秋吾さんは私の浴衣の帯を解いていく。浴衣を脱がされ、下着姿になる。

「凄く綺麗です……!」

そう言った秋吾さんは私の頬を撫でて、唇を塞いでくる。うわぁ……、最初から濃厚なキスなんだ。キスに夢中になっていると、秋吾さんの手が胸元に置かれ、ブラジャーの中に指が滑り込んでくる。

「んっ…… 、」

吐息のような声が口から漏れて、次第に甘い声に変わっていく。秋吾さんの指が、舌が、私の身体を蕩けさせてきて頭が真っ白になりそう。

「大丈夫ですか?」

「 ……はい、大丈夫です」

私は肩で息をしていると思えるくらいに、呼吸が乱れていた。秋吾さんから与えられる快楽にぐったりしている。
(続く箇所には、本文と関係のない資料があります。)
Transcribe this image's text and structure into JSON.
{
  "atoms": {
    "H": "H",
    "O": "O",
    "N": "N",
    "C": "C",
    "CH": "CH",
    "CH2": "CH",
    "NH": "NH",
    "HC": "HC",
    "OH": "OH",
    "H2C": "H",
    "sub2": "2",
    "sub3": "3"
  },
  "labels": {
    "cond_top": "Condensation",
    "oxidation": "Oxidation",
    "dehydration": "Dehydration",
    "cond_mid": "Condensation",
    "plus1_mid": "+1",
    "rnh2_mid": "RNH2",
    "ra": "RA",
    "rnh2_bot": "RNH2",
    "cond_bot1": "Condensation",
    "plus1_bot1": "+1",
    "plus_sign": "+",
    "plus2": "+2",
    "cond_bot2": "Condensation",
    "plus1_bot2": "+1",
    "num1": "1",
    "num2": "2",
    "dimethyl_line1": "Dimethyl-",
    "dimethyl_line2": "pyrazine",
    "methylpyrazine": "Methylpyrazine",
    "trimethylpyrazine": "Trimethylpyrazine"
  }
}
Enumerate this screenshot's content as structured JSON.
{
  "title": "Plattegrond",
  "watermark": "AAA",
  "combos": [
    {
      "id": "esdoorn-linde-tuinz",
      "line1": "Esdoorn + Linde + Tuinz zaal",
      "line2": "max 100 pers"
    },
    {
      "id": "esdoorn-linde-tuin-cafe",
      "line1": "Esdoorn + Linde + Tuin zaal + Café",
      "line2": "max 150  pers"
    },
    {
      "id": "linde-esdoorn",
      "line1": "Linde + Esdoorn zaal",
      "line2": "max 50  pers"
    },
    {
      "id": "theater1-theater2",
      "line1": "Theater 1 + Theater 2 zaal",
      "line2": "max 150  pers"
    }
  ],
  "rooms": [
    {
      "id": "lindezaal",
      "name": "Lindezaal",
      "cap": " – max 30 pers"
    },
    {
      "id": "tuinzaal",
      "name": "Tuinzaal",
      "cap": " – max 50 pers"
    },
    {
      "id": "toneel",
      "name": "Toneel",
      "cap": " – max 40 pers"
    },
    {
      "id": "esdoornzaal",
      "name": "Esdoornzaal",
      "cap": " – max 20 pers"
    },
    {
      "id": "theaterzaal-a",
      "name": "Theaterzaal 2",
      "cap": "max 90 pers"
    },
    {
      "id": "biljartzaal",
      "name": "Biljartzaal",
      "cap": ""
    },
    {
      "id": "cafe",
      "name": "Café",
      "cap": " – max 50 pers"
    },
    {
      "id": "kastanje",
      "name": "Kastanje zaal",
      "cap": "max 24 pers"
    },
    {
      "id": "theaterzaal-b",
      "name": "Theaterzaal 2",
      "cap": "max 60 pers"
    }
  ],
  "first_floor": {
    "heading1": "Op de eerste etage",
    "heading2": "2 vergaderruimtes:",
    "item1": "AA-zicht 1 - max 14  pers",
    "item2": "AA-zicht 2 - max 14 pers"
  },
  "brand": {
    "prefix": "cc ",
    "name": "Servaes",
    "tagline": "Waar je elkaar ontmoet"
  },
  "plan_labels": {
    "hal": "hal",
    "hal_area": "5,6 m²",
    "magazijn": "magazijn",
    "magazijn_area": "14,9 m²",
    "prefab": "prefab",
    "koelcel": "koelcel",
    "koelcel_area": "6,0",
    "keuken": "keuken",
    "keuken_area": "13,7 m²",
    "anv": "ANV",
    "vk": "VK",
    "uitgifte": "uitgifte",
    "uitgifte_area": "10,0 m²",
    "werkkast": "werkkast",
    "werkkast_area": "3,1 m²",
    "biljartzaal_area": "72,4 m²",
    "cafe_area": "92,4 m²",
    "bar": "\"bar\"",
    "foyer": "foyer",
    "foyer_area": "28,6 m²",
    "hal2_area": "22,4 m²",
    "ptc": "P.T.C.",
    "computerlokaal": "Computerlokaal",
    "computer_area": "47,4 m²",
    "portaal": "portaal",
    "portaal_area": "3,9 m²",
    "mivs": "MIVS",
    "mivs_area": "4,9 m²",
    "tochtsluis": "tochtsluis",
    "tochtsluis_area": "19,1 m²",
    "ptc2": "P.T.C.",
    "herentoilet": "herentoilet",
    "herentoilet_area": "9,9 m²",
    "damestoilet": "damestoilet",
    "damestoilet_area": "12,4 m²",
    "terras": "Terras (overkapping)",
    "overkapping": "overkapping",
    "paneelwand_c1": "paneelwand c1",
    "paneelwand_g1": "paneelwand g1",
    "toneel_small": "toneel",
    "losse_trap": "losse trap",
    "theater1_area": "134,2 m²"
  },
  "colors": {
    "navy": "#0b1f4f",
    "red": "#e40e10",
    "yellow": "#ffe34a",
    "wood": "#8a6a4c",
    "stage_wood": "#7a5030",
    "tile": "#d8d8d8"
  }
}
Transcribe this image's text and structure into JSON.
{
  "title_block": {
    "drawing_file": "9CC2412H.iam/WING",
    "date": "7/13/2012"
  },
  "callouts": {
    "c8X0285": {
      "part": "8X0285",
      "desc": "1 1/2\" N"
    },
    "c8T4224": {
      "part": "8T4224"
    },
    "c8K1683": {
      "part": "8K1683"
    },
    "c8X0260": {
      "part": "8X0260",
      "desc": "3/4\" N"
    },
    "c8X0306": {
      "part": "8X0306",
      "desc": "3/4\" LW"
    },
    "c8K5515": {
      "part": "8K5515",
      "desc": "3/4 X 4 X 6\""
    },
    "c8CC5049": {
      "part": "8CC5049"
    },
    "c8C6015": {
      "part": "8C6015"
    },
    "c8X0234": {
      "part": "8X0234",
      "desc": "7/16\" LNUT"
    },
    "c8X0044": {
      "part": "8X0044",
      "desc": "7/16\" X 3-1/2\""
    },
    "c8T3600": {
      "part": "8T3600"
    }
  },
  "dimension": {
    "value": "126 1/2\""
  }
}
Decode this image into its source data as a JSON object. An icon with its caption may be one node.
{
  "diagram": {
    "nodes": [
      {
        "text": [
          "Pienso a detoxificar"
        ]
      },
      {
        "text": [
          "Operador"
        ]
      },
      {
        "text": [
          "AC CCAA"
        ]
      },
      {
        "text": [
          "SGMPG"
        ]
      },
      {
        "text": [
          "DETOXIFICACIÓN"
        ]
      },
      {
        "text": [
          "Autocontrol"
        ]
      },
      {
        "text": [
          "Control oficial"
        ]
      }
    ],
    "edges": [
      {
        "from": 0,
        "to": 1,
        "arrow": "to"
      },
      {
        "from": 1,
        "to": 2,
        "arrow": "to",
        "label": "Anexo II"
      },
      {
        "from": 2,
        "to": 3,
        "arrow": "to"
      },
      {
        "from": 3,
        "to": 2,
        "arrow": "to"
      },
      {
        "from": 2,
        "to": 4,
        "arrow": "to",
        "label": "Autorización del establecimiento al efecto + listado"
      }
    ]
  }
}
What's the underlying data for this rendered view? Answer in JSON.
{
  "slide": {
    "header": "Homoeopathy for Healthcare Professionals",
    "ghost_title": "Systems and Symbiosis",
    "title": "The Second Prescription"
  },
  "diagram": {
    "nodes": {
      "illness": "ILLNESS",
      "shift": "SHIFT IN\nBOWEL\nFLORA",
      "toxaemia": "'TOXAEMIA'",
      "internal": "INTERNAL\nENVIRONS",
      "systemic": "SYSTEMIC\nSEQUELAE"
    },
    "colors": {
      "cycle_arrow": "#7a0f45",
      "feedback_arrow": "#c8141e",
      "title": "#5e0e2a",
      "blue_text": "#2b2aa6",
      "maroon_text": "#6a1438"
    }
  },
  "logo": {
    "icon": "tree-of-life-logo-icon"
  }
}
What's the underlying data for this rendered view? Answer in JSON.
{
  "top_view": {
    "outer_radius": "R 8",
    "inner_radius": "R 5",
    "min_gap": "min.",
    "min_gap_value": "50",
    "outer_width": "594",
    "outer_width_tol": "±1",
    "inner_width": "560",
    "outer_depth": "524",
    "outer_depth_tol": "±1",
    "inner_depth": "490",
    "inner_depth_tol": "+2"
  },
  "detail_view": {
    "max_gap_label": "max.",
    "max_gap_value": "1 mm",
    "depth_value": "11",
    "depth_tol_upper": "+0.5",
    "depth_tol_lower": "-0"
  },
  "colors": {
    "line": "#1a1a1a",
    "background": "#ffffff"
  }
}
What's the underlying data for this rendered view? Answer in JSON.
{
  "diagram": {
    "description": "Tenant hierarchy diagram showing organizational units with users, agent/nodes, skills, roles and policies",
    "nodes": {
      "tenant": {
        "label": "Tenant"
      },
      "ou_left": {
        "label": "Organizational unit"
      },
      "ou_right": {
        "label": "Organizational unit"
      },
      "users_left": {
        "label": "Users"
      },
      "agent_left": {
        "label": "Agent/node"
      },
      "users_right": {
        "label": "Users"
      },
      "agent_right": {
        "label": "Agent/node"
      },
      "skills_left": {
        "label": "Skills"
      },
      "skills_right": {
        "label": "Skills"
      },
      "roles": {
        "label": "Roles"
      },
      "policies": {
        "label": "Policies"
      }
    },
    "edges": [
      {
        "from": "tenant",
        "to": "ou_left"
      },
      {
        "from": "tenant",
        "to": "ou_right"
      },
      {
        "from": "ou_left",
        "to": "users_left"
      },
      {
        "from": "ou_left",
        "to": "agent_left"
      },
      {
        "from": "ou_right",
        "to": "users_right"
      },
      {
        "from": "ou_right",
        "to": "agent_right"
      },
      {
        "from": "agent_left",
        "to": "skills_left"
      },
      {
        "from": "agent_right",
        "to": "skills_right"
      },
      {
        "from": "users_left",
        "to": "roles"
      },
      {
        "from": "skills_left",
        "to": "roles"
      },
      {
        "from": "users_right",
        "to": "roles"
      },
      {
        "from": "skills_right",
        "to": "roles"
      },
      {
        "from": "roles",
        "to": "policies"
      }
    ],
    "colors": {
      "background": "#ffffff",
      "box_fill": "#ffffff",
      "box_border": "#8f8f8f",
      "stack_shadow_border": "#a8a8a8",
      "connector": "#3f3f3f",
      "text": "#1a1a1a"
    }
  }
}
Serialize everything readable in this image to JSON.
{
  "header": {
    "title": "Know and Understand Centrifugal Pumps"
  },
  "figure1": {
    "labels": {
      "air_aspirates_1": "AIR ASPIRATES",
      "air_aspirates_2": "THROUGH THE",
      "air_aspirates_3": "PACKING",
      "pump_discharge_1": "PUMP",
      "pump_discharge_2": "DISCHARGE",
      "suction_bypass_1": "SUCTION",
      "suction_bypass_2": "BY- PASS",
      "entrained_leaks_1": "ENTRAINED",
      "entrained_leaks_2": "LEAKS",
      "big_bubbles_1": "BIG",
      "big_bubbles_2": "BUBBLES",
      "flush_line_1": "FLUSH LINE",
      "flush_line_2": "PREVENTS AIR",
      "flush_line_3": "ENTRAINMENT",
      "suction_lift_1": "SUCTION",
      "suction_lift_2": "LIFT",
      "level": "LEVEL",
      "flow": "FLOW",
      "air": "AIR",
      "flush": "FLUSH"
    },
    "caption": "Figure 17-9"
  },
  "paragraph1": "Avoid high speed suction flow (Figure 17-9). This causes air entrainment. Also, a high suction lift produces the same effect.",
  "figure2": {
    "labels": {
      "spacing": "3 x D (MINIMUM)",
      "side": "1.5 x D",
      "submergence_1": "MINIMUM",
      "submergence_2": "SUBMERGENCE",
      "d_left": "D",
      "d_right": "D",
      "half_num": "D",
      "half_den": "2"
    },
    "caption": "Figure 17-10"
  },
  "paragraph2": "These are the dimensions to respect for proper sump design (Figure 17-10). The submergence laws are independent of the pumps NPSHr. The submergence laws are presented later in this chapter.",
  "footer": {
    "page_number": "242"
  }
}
「そろそろ限界なんですが、試してみても良いですか?」

私は声を出さずに頷いた。秋吾さんと目が合った瞬間に下半身に痛みが走る。耐えられなくはなさそうだが、痛くて秋吾さんの背中に思い切り爪を立ててしまう。

「萌実さん、痛かったら無理しなくて良いですからね」

そう言った秋吾さんはゆっくりと腰を動かした。私の身体は知らず知らずのうちに快楽に身を任せるようになり、自分から秋吾さんにキスをせがんだ。

秋吾さんの熱い吐息が首筋にかかる。身体を重ねるのはこんなにも幸せで、気持ちの良いものなのだと初めて知った。

好きな人だから、余計にそう思うのかな……。